Die abwechslungsreiche kreolische Küche ist aufgrund der ethnischen Vielfalt und der ereignisreichen Historie der Inseln geprägt von Einflüssen aus Frankreich, Großbritannien, China, Afrika und Indien. Diese Einflüsse – gemischt mit zahlreichen exotischen Zutaten sowie allerhand einheimischen Gewürzen und aromatischen Kräutern – machen die Küche des Kulturraums Indischer Ozean zu einem aufregenden kulinarischen Erlebnis.

 Mauritius, La Réunion, Malediven und Seychellen: Typische Zutaten auf einen Blick

Grundlage der meisten Gerichte sind fangfrischer Fisch und Meeresfrüchte. Kein Wunder, dient der Indische Ozean mit seiner ressourcenreichen Unterwasserwelt doch als Hauptnahrungsquelle. Besonders auf den Malediven kommt man an frischem Thunfisch nicht vorbei: ob als Suppe wie beim maledivischen Nationalgericht Garudiya, als Salat, gegrilltes Steak oder gewürfelt im Curry. Weitere beliebte Fisch- und Meeresfrüchte-Arten auf den Inseln im Indischen Ozean sind Tintenfisch, Red Snapper, Makrele, Seezunge, Dorade, Hummer, Muscheln oder auch Steaks vom Haifisch, die unter den Einheimischen als Delikatesse gelten.

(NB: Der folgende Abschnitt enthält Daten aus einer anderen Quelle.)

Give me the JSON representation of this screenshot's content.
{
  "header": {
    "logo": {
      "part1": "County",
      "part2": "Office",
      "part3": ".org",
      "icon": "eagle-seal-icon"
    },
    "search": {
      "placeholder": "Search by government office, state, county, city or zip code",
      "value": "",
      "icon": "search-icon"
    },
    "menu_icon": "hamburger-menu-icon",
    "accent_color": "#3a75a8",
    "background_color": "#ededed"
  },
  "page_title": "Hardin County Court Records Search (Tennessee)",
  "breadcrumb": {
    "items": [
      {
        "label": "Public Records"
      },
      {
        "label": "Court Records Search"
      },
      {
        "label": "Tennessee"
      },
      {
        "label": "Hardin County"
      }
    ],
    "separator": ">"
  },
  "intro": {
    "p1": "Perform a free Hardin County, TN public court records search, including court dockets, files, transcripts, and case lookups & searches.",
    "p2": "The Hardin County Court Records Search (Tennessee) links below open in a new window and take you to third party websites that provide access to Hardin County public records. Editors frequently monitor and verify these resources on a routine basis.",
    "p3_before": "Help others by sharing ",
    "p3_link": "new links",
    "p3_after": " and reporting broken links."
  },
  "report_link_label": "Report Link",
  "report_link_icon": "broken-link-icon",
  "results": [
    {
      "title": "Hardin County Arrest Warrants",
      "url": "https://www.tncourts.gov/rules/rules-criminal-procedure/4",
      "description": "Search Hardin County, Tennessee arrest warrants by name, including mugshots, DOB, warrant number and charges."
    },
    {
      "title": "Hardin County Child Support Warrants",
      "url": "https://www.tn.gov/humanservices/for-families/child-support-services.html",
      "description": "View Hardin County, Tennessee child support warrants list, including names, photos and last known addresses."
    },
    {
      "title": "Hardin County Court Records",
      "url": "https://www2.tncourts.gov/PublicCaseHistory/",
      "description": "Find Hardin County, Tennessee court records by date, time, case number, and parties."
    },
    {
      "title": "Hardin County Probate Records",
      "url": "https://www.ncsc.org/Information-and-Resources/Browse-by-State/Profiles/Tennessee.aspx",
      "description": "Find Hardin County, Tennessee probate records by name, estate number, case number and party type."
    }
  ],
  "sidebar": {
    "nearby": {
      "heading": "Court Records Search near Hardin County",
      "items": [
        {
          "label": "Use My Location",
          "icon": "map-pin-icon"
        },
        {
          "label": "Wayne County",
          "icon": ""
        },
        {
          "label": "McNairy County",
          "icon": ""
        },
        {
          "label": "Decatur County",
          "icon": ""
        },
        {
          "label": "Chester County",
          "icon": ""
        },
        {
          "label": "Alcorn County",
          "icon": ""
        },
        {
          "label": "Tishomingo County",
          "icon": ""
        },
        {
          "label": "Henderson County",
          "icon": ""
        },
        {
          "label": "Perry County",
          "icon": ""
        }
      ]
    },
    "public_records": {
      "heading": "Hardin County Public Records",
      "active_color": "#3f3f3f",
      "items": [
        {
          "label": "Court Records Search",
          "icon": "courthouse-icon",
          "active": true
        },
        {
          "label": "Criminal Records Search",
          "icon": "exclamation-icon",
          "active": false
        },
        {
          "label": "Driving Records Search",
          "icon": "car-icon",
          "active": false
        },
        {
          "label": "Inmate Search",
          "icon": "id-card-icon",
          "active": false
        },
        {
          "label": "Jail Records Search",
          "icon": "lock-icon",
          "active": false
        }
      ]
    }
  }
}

Alternativ zu Fisch wird auf den Malediven Rindfleisch oder Geflügel zubereitet, auf den Seychellen, Mauritius und La Réunion gelegentlich auch Schweinefleisch. Als sättigende Beilage dienen oft Reis oder Wurzel- und Knollengemüse wie Kartoffeln, Maniok und Yams. Ebenso werden zu den Hauptgerichten verschiedene Arten von (Fladen-)Brot gereicht, die ihren Ursprung in der indischen Küche haben. Gleicher Herkunft sind die sogenannten Samosas, mit Gemüse oder Fleisch gefüllte Teigtaschen, die oft als Snack für unterwegs dienen. Dahingegen sind andere Gerichte, wie etwa gebratene Nudeln und frittierter Reis, ein eindeutiger Beweis für Einflüsse aus China. Hinzu kommen Kürbiseintopf aus Afrika, süße Teigwaren aus Frankreich und Pasteten aus Großbritannien: Fertig ist der kulinarische Mix der Kulturen.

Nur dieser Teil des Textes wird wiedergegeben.